My setup is a virtual machine environment.
Host OS: Windows-7, 64bit, without an Internet connection.
Guest OS: Linux Mint 14, with an Internet connection.
Shared folder #1: The download directory (Net > Guest > Host).
Shared folder #2: The maildir directories.

Problem: Maildir filenames use characters that are illegal in Windows.
Solution: Samba? How? I'm ignorant of Samba.

There isn't much to it and the Samba documentation is excellent.  Just to try
things out quickly you can enable guest users.


Problem: Windows permissions can create problems for Linux.
Solution: Make the shared folders a separate, ext3 partition - I think that
Samba comes into play here also.

I don't know what permissions problems you are talking about...

Windows kept saying "Hey! That came from an alien system. I'm not going to let you install it." It would lock stuff and laugh at me.
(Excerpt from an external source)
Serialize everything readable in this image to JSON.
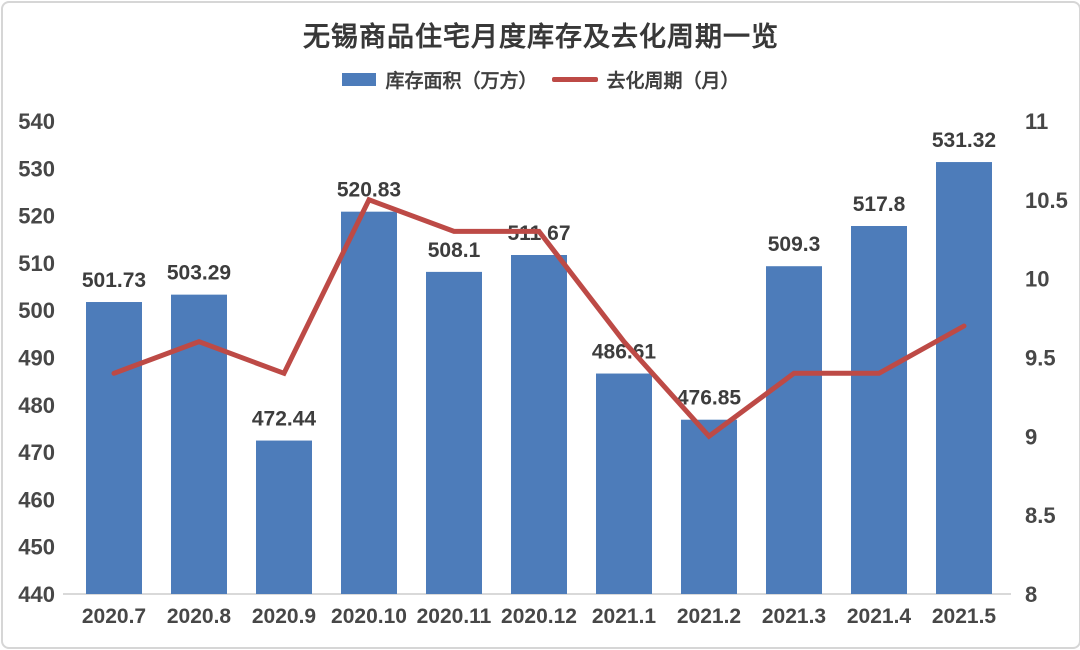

...but you have three main options that I can think of:

1. A Linux fs, which MSWindows can read.  There are MSWindows drivers for
ext2, but I don't know if they work for 64bit systems, how ACLs translate
across OS' etc.;

2. A Linux only fs that MSWindows cannot read, e.g. ext4 and use something
like SAMBA to serve the files across the OS boundary.

3. A MSWindows fs like NTFS and use ntfs-3g to mount it from Linux.  The same
would apply with VFAT, although NTFS is more robust.


However, although 1 and 3 above will work nicely when dual booting, with
concurrent access to the same fs from two different OS' you are asking for
trouble.  File locks may be violated if you try to write to the same file and
data become corrupted.

That will never happen. Windows will never write to either the shared download directory or the shared maildir. Why? Because the Windows Host has no Internet. No Internet, no download. No Internet, no email. Get it? Download and Email only from Linux, but accessible to Windows - just not writable in Windows.

You may be able to set up special file or directory
locking through some shell script in Linux, or EMCO MoveOnBoot on MSWindows,
but I would leave this as an exercise for a rainy day.

Not needed.

This leaves option 2, SAMBA as a plausible solution - application rather than
fs level access from MSWindows.  However, I have never used SAMBA in this
operating context...

Errmmm... I thought that Samba WAS the file system interface to Windows. Isn't Samba an SMB compatible interface for Linux filesystems? You know: Looks like a Linux user to the Linux filesystem, looks like an SMB server to the Windows OS.

...and don't know what would happen if both OS tried to write
to a file concurrently

Again, that will never happen. Don't worry about it. To Windows, the shared stuff might as well be read-only.

- Linux at fs level and MSWindows at an application
level.  I would think that application level locks would manage access to it.
Better try it out first before you trust your data to it.